One might ask, “If  the Beatles didn’t write music, why are we reading it, even if it’s only rhythm?” Is it because we are not the Beatles? Not really. Many brilliant musicians have had no formal training, but many more would have struggled to progress much without it.

Most of what I teach to beginning guitarists was learned mostly on my own in the first few years of playing. Anyone who grew up with a lot of music around is undeniably at an advantage. Fortunately, I shared a love of music with my mother, a big jazz fan who infected me with her enthusiasm and kept a large collection of records playing throughout my formative years.

Although I did not play an instrument as a young boy, I was interested in the drums, and had been playing along with records, beating on magazines and furniture, then real drums for a brief time. When I did get a guitar, those developing rhythmic skills gave me a sense of quick progress, even as a beginner. The better rhythm you have, the more you will enjoy the early stages of playing the guitar.

When it comes to rhythm, the one thing my students usually have in common, regardless of age, is lack of guidance. Consider the following:


“Musical development continues beyond the age of 7 or so only in an environment that provides some sort of tutelage.” Howard Gardner, The Arts and Human Development, 1997.


It is probable that I had good rhythmic sense by age 7. However, many of my students do as well, although they often don’t realize it. When it comes to rhythm, anything we bring with us from childhood when picking up an instrument is extremely helpful.

Many amateur teachers are self-taught. Some are the opposite of classical method-only teachers. Some are very good players. But as teachers they are often giving only half the package.

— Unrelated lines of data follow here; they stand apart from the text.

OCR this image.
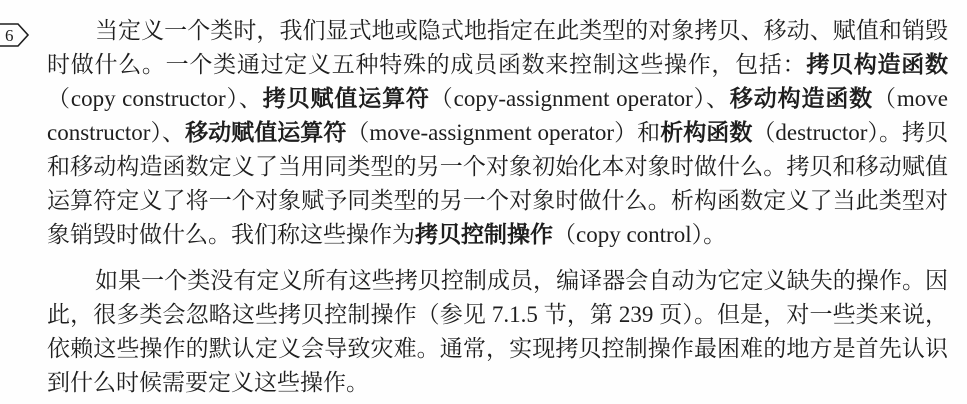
6	当定义一个类时，我们显式地或隐式地指定在此类型的对象拷贝、移动、赋值和销毁
时做什么。一个类通过定义五种特殊的成员函数来控制这些操作，包括：拷贝构造函数
（copy constructor）、拷贝赋值运算符（copy-assignment operator）、移动构造函数（move
constructor）、移动赋值运算符（move-assignment operator）和析构函数（destructor）。拷贝
和移动构造函数定义了当用同类型的另一个对象初始化本对象时做什么。拷贝和移动赋值
运算符定义了将一个对象赋予同类型的另一个对象时做什么。析构函数定义了当此类型对
象销毁时做什么。我们称这些操作为拷贝控制操作（copy control）。
如果一个类没有定义所有这些拷贝控制成员，编译器会自动为它定义缺失的操作。因
此，很多类会忽略这些拷贝控制操作（参见 7.1.5 节，第 239 页）。但是，对一些类来说，
依赖这些操作的默认定义会导致灾难。通常，实现拷贝控制操作最困难的地方是首先认识
到什么时候需要定义这些操作。
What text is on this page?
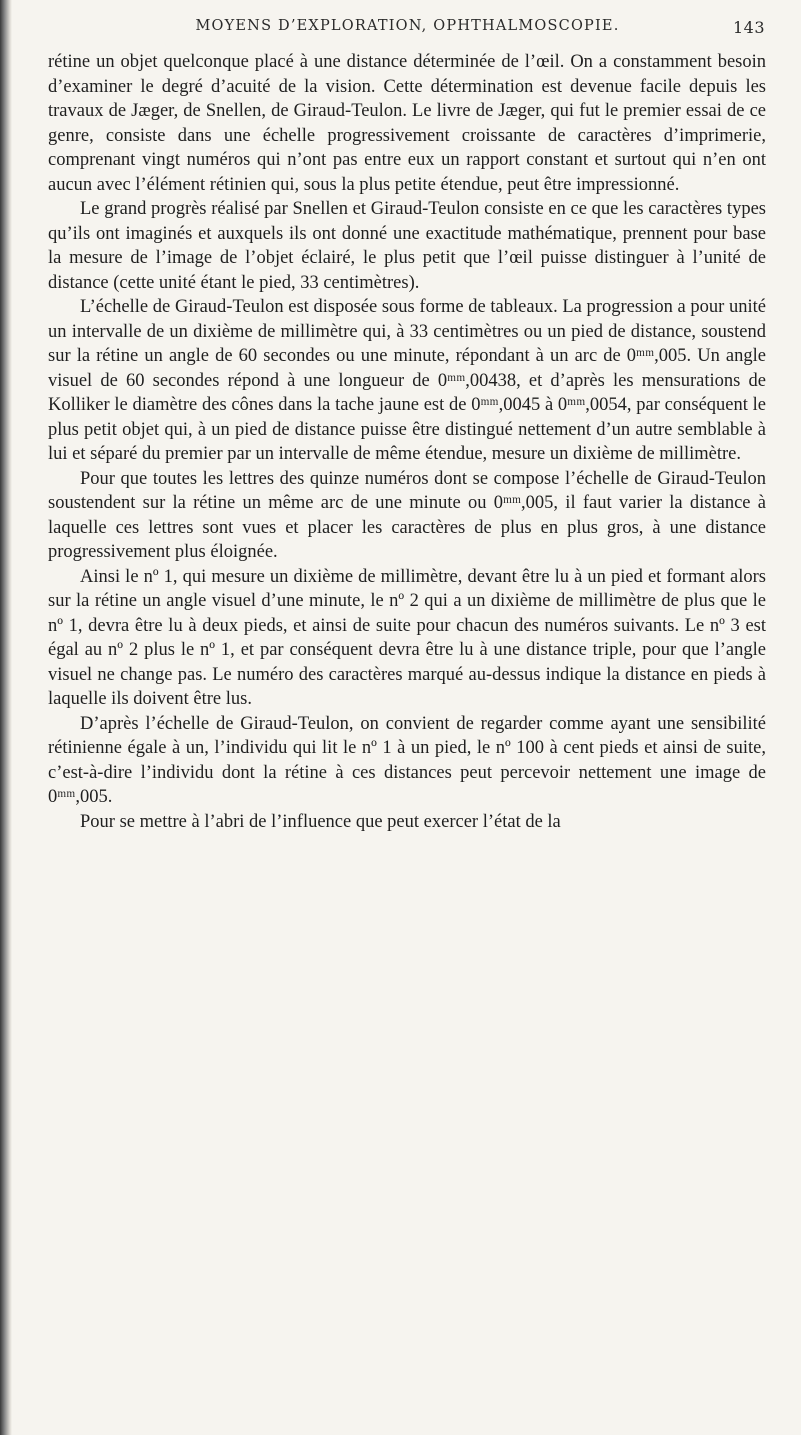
MOYENS D’EXPLORATION, OPHTHALMOSCOPIE.	143

rétine un objet quelconque placé à une distance déterminée de l’œil. On a constamment besoin d’examiner le degré d’acuité de la vision. Cette détermination est devenue facile depuis les travaux de Jæger, de Snellen, de Giraud-Teulon. Le livre de Jæger, qui fut le premier essai de ce genre, consiste dans une échelle progressivement croissante de caractères d’imprimerie, comprenant vingt numéros qui n’ont pas entre eux un rapport constant et surtout qui n’en ont aucun avec l’élément rétinien qui, sous la plus petite étendue, peut être impressionné.

Le grand progrès réalisé par Snellen et Giraud-Teulon consiste en ce que les caractères types qu’ils ont imaginés et auxquels ils ont donné une exactitude mathématique, prennent pour base la mesure de l’image de l’objet éclairé, le plus petit que l’œil puisse distinguer à l’unité de distance (cette unité étant le pied, 33 centimètres).

L’échelle de Giraud-Teulon est disposée sous forme de tableaux. La progression a pour unité un intervalle de un dixième de millimètre qui, à 33 centimètres ou un pied de distance, soustend sur la rétine un angle de 60 secondes ou une minute, répondant à un arc de 0ᵐᵐ,005. Un angle visuel de 60 secondes répond à une longueur de 0ᵐᵐ,00438, et d’après les mensurations de Kolliker le diamètre des cônes dans la tache jaune est de 0ᵐᵐ,0045 à 0ᵐᵐ,0054, par conséquent le plus petit objet qui, à un pied de distance puisse être distingué nettement d’un autre semblable à lui et séparé du premier par un intervalle de même étendue, mesure un dixième de millimètre.

Pour que toutes les lettres des quinze numéros dont se compose l’échelle de Giraud-Teulon soustendent sur la rétine un même arc de une minute ou 0ᵐᵐ,005, il faut varier la distance à laquelle ces lettres sont vues et placer les caractères de plus en plus gros, à une distance progressivement plus éloignée.

Ainsi le nº 1, qui mesure un dixième de millimètre, devant être lu à un pied et formant alors sur la rétine un angle visuel d’une minute, le nº 2 qui a un dixième de millimètre de plus que le nº 1, devra être lu à deux pieds, et ainsi de suite pour chacun des numéros suivants. Le nº 3 est égal au nº 2 plus le nº 1, et par conséquent devra être lu à une distance triple, pour que l’angle visuel ne change pas. Le numéro des caractères marqué au-dessus indique la distance en pieds à laquelle ils doivent être lus.

D’après l’échelle de Giraud-Teulon, on convient de regarder comme ayant une sensibilité rétinienne égale à un, l’individu qui lit le nº 1 à un pied, le nº 100 à cent pieds et ainsi de suite, c’est-à-dire l’individu dont la rétine à ces distances peut percevoir nettement une image de 0ᵐᵐ,005.

Pour se mettre à l’abri de l’influence que peut exercer l’état de la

Here is what I mean: They may want you to bring music to the first lesson, watch and copy. Some will use open tunings to give the feeling of playing right away. This usually means tuning the guitar to the notes of a chord. It can feel pretty good to the beginner.


      So does the successful completion of a page of connect-the-dots to a child, which is wonderful, as long as we are not confusing it with learning to draw!


I believe in putting sugar in the medicine, but not that much. Playing chords in open tuning is fun. Get a chord for free, much like an autoharp. Flatten the left index finger, move it up and down the neck, get the same chord high and low—easy! I don’t like it.

Learning not just rhythm, but the notes on the fretboard in standard tuning, the chords we are going to use, scales–we can’t do any of that in open tuning. Open tuning is great later, when we have covered some ground. And while it’s true I teach rhythm practice with”non-chords” (the left hand damping the strings), it’s very temporary.

I can’t graft rhythm onto anyone, but anything I can do to help inspire is what counts. I have always loved music so much that it fueled my desire completely. It’s hard to say how much difference it would have made if I knew at 18 or 20 what I know today.  I regret nothing, and I love to give what I can. My goal is to teach what I never had—the best things to know first. By reading rhythm in standard notation, we can categorize what we learn, so we are not relying on the ear and video alone to help us.